The Secret Life of Prince Charming
-
- $9.99
Publisher Description
Quinn teams up with the half-sister she’s never met to right their father’s wrongs in this thoughtful, funny, and layered novel by National Book Award finalist and Printz Honor medal winner Deb Caletti.
Maybe it was wrong, or maybe impossible, but I wanted the truth to be one thing. One solid thing.
Quinn is surrounded by women who have had their hearts broken. Between her mother, her aunt, and her grandmother, Quinn hears nothing but cautionary tales. And when she is abruptly and unceremoniously dumped, Quinn starts to think maybe there really are no good men.
It doesn’t help that she’s gingerly handling a renewed relationship with her formerly absent father. He’s a little bit of a lot of things: charming, selfish, eccentric, lazy… But he’s her dad, and Quinn’s just happy to have him around again. Until she realizes how horribly he’s treated the many women in his life, how he’s stolen more than just their hearts. Determined to, for once, take action in her life, Quinn joins forces with the half-sister she’s never met and the little sister she’ll do anything to protect. Together, they set out to right her father’s wrongs…and in doing so, begin to uncover what they’re really looking for: the truth.
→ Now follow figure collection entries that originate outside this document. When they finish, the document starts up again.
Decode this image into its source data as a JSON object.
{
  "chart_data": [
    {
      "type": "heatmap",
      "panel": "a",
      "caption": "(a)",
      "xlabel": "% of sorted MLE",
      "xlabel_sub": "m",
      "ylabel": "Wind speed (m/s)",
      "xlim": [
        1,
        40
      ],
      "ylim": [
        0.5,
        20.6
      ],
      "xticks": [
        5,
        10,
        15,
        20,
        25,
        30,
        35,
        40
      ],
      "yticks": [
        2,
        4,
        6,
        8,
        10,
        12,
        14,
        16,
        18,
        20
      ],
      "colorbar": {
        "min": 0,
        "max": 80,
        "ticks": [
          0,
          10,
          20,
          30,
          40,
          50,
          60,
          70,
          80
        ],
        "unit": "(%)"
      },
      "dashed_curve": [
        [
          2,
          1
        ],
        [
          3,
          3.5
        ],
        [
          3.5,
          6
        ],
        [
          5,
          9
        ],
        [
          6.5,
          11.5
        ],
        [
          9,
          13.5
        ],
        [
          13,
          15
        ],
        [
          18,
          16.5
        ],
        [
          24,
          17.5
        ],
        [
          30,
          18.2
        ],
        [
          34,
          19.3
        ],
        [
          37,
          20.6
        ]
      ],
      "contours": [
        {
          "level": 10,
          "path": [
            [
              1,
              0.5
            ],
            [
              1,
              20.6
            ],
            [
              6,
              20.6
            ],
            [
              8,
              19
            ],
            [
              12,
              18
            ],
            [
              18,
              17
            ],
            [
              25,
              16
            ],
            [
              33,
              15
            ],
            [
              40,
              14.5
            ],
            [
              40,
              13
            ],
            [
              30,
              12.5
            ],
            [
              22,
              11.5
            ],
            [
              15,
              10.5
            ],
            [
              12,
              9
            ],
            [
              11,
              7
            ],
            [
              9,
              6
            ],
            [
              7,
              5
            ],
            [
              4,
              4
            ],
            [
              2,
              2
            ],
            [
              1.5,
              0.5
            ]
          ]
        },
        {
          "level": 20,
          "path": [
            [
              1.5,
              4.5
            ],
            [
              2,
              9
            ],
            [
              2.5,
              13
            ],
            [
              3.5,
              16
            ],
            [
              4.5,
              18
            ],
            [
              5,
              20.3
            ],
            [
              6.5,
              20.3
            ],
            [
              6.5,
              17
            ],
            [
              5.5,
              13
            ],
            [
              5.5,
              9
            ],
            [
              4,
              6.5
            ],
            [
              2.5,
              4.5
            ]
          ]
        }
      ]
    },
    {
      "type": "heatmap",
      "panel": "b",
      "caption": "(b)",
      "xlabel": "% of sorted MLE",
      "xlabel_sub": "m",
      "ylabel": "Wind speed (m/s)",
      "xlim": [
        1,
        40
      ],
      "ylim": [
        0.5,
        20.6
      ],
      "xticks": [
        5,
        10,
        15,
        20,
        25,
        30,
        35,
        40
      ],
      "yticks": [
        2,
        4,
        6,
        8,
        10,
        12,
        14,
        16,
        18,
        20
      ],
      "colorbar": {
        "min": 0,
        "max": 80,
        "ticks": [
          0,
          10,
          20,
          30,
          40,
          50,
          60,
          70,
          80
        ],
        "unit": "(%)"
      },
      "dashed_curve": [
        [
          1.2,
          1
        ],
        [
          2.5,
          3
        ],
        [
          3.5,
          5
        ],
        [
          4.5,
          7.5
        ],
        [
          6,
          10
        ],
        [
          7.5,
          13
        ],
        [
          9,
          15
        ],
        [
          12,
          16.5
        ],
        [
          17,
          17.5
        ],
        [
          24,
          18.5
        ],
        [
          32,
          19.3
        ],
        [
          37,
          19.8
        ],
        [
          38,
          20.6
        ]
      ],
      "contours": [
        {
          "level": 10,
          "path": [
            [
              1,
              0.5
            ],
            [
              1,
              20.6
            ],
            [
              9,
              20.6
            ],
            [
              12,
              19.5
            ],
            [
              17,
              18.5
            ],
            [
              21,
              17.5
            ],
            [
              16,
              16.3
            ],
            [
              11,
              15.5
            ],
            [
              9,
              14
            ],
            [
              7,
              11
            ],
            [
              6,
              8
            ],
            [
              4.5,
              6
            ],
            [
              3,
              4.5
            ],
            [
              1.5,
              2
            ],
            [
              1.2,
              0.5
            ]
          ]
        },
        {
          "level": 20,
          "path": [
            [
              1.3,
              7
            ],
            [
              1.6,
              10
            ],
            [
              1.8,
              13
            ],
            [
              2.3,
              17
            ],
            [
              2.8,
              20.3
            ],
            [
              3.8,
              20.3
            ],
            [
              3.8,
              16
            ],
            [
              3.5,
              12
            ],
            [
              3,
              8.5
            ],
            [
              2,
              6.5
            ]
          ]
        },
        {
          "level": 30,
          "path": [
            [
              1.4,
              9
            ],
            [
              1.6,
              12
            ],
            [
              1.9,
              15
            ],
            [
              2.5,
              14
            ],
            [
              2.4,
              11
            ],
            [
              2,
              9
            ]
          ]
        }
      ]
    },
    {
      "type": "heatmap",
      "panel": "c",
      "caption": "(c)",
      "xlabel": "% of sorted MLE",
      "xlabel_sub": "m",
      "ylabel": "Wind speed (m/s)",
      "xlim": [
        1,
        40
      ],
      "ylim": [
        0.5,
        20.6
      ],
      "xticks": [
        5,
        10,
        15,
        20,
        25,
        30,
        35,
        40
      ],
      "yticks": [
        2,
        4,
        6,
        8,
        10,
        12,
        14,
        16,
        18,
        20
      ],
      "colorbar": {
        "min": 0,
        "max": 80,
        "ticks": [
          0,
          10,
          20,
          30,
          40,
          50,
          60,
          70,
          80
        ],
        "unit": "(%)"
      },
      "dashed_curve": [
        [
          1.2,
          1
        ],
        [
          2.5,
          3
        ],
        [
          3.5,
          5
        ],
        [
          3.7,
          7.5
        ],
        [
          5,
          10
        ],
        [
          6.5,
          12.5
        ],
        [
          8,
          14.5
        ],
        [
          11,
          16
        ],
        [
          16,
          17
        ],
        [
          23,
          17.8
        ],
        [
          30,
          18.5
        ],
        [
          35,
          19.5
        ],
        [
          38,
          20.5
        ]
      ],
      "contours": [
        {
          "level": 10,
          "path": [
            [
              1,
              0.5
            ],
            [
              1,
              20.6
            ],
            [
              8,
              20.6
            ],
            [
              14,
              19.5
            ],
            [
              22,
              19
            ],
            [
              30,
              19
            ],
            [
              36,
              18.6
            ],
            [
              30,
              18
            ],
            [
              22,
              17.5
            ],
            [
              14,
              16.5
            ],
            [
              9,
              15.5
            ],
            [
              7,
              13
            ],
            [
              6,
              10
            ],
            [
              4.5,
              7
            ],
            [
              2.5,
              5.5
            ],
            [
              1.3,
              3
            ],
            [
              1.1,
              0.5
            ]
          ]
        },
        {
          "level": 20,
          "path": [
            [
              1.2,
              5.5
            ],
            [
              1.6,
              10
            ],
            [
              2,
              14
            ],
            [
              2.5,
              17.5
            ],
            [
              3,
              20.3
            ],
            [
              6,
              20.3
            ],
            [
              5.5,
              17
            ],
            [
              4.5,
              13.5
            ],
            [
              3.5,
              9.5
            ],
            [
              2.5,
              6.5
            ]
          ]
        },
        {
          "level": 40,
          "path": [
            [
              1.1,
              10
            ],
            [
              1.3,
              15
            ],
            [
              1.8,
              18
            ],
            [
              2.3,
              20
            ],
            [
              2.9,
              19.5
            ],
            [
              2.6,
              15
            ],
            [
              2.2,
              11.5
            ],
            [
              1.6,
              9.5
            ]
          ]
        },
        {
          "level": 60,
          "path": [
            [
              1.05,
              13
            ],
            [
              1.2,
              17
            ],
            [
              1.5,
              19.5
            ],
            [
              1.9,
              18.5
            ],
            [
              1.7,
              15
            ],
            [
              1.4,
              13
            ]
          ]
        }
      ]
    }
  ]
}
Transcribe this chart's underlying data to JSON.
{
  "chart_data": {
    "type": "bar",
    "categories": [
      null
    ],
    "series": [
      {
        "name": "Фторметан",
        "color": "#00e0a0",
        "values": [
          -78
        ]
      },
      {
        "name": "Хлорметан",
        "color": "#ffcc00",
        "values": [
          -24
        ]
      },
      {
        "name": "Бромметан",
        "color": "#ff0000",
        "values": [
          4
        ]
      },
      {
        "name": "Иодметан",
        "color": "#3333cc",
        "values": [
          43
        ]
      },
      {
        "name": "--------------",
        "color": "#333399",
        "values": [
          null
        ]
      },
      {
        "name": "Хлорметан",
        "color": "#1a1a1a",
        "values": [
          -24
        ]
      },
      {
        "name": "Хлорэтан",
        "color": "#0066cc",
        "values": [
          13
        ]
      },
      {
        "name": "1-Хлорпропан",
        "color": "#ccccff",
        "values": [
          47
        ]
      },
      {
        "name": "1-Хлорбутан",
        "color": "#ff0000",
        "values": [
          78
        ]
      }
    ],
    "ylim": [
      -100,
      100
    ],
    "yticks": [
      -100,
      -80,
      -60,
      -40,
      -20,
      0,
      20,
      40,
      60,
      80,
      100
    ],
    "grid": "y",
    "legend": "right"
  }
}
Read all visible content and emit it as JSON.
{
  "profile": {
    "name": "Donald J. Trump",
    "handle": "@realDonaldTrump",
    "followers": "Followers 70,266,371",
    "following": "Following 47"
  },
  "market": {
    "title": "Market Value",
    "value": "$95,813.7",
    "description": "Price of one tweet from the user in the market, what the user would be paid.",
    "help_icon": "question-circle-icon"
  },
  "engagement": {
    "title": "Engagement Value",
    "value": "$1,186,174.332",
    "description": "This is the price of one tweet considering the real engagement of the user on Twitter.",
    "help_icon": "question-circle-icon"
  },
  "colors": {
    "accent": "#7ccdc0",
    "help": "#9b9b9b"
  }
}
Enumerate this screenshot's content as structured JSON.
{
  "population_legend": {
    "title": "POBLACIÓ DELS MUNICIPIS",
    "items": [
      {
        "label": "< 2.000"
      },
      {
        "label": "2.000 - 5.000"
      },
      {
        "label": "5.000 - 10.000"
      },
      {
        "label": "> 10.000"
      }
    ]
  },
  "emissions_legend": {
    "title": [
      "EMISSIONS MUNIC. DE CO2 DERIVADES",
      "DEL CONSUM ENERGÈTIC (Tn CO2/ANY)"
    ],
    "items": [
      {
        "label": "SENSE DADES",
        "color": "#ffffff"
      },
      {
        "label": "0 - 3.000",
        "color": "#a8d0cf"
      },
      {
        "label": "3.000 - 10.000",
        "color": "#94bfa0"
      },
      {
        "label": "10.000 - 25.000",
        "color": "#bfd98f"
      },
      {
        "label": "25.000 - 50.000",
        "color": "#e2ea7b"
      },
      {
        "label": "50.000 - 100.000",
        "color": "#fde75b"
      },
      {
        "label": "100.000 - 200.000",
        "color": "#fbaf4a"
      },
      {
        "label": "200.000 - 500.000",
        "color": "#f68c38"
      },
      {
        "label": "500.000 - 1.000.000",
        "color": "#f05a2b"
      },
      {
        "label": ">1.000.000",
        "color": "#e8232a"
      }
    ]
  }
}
Once again, Deb Caletti has created a cast of lovably flawed characters who bond over the shared experiences of fear, love, pain, and joy—in other words, real life.
PUBLISHERS WEEKLY
In a trenchant romance, NBA finalist Caletti (The Fortunes of Indigo Skye) detonates a few stereotypes about love even as her 17-year-old narrator falls head over heels for Mr. Right. Quinn, raised by a mother whose favorite lecture is "All Men Are Assholes," nevertheless feels loyal to her father, the eponymous Prince Charming whose self-centeredness harms the women he woos. She protects herself, she thinks, by making "good choices," which, she belatedly realizes, "also meant other people's choices." But when she discovers that her father has stolen objects prized by each of his lovers and wives, she determines to return them to their rightful owners; it's metaphorical as well as physical restitution. Joining up with a barely known half-sister, Quinn and her younger sister embark on a road trip; as the three meet the women injured by their father, Quinn also meets a wonderful guy, the antithesis of the supposedly safe boy she'd dated before; and everyone learns lessons in love. Interspersed throughout are monologues from the female adult characters (including Quinn's grandmother and aunt, who live with her), which add both perspective and a large dose of wit. Caletti's gifts for voice and for conjuring multidimensional personalities are at their sharpest. Ages 12 up.